Western Business Attire


What does Western Business attire mean? Does it mean a suit? A wife beater under a blazer? Dress
pants and a semi formal shirt? Well yes, yes, and yes. Generally speaking the males should wear a
tie and a button up shirt, but if you’re really looking to impress your chairs, throw on a blazer or an
argyle sweater! It just bumps up your status of professionalism and elitism. Girls sometimes come
into much more misguided mishaps. While the strappy heels you wore to prom might look good on
your party bus’s stripper pole, I guarantee you that they aren’t going to look as good under a
business skirt or a pair of slacks. Some females also find it necessary to have their shirts unbuttoned
to the point of where other females can’t even help but check out their cleavage when they’re
speaking. While of course everyone likes cleavage, there is a professional amount to have (Usually
the fourth button up is where it should start). And then there is always the one person on your Model
UN team that shows up wearing sneakers with their dress suit. While your shoes might be
considered of western culture origin, they are not western business attire. The Russians do business
with Vodka; the West does business with dress shoes.
Note passing
One of the best parts of Model UN is the unbridled note passing that is allowed to take place in
committee. While you on occasion may have a serious note asking you what your stance is on a
particular topic, we all know the juiciest notes are the ones coming from “Dr. Congo”. Some chairs
might not care whether or not there’s a whole underground note system that really revolves around
dirty jokes and insults, but there are those that stop the whole process by monitoring notes when
they get a whiff of “If you’re as long as this speakers list, meet me in the…”. If this happens to you
in committee and you just can’t wait for an unmoderated caucus to tell Namibia your steamy
feelings for them, then just ask your fellow delegates to discreetly pass your note across the room.

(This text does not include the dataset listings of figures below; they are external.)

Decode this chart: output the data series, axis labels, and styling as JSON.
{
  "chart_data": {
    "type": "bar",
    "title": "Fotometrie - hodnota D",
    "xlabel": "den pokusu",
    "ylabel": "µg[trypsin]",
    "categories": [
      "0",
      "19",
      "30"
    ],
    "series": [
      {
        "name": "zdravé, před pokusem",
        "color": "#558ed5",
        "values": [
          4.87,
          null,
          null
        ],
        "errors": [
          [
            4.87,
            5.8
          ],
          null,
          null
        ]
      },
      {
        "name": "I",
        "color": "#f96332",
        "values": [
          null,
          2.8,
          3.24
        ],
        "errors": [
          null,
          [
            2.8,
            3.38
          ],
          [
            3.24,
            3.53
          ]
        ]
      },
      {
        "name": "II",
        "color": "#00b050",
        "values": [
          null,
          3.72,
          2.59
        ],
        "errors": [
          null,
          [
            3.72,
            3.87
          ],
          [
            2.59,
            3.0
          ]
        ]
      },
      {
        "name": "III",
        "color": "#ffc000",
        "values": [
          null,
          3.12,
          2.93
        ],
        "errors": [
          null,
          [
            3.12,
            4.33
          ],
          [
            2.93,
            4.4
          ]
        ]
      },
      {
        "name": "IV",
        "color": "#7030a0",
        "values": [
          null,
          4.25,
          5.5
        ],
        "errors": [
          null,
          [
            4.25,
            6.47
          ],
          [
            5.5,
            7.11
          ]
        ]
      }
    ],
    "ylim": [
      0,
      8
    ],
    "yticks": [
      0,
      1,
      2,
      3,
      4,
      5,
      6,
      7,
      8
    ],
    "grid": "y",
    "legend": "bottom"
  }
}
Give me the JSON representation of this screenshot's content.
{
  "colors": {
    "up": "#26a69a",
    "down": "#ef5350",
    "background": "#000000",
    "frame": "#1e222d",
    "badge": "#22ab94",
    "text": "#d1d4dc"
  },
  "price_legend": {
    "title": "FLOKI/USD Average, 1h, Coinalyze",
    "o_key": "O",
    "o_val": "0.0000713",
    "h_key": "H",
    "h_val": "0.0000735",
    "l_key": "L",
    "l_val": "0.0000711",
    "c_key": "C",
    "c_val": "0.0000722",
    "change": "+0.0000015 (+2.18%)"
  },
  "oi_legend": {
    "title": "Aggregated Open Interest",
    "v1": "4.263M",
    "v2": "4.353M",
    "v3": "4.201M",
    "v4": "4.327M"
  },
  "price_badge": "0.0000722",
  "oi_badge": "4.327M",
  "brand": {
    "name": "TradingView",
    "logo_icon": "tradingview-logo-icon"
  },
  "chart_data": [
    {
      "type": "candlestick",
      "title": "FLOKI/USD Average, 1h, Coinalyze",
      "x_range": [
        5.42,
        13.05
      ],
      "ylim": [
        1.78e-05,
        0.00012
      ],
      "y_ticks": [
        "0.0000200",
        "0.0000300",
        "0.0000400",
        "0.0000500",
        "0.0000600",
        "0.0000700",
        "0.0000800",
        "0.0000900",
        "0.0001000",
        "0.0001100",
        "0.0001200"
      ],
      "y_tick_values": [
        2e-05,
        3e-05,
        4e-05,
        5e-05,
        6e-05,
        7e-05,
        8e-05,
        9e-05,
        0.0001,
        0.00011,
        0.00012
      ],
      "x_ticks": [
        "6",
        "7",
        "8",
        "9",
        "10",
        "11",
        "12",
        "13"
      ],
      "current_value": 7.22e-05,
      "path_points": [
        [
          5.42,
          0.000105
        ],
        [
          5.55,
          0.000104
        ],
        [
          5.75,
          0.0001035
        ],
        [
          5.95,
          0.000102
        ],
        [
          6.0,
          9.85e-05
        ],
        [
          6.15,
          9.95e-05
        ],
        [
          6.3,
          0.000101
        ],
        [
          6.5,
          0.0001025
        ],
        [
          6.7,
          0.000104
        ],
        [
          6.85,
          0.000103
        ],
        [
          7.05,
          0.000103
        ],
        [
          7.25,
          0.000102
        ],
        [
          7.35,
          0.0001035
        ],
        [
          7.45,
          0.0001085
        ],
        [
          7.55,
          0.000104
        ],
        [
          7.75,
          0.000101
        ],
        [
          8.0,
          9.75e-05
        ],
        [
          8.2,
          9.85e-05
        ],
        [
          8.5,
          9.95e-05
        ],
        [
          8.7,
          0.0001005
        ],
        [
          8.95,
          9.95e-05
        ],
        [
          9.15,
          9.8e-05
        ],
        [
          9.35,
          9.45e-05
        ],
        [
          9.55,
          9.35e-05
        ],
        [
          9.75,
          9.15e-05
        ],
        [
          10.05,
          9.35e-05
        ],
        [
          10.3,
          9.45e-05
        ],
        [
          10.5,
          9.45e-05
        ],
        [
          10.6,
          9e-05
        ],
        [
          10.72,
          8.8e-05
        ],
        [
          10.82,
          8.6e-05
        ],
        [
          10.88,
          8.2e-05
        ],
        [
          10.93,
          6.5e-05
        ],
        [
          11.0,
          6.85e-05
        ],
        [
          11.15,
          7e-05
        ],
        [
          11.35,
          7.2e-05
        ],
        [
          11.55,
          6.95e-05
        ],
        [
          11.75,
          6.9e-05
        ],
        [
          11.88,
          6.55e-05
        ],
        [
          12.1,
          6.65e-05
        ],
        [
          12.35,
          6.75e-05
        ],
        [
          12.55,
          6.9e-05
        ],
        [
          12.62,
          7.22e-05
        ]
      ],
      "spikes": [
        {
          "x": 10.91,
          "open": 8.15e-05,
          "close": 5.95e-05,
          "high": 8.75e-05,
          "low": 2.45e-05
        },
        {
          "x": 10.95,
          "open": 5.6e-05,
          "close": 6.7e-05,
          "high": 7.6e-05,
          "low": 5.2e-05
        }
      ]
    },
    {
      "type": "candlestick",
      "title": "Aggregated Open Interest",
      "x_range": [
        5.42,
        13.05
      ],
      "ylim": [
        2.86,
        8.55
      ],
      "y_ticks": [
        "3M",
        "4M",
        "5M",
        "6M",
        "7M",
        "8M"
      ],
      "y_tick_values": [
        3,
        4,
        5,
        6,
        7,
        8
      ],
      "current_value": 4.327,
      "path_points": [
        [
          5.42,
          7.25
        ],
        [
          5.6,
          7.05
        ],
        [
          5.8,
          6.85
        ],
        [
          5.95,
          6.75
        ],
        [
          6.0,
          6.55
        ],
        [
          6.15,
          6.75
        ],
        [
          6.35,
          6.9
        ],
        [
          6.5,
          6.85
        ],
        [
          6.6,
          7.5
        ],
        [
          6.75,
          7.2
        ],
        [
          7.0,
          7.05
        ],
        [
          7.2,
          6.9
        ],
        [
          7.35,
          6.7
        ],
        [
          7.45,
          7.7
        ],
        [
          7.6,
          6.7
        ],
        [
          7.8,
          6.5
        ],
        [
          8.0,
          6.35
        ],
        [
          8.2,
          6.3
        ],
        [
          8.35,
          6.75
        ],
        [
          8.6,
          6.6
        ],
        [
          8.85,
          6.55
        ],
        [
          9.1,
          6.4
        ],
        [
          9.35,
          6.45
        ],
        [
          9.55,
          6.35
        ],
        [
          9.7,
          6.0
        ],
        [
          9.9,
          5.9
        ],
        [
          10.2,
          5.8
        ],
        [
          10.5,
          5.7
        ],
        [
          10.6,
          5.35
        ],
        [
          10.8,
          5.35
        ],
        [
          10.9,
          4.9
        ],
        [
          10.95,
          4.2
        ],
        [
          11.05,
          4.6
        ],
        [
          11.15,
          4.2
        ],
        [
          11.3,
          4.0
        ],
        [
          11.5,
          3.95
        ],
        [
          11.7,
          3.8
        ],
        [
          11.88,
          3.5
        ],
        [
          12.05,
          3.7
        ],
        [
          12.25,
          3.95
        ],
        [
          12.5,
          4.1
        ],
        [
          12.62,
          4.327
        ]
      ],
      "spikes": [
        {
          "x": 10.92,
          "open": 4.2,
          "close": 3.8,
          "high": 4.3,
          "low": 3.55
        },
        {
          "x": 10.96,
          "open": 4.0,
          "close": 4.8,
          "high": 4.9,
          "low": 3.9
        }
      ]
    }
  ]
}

Discreetly is always the best policy. Also if you feel the need to tell France that they need to get off
their ignorant western power high horse, then write your feelings down in a note, write a country
that isn’t in your committee as the sender (Like San Marino or the Maldives), and hand it to the
page. Oh boy will France be confused when they look around for someone to scowl at and they find
that San Marino isn’t even in the room.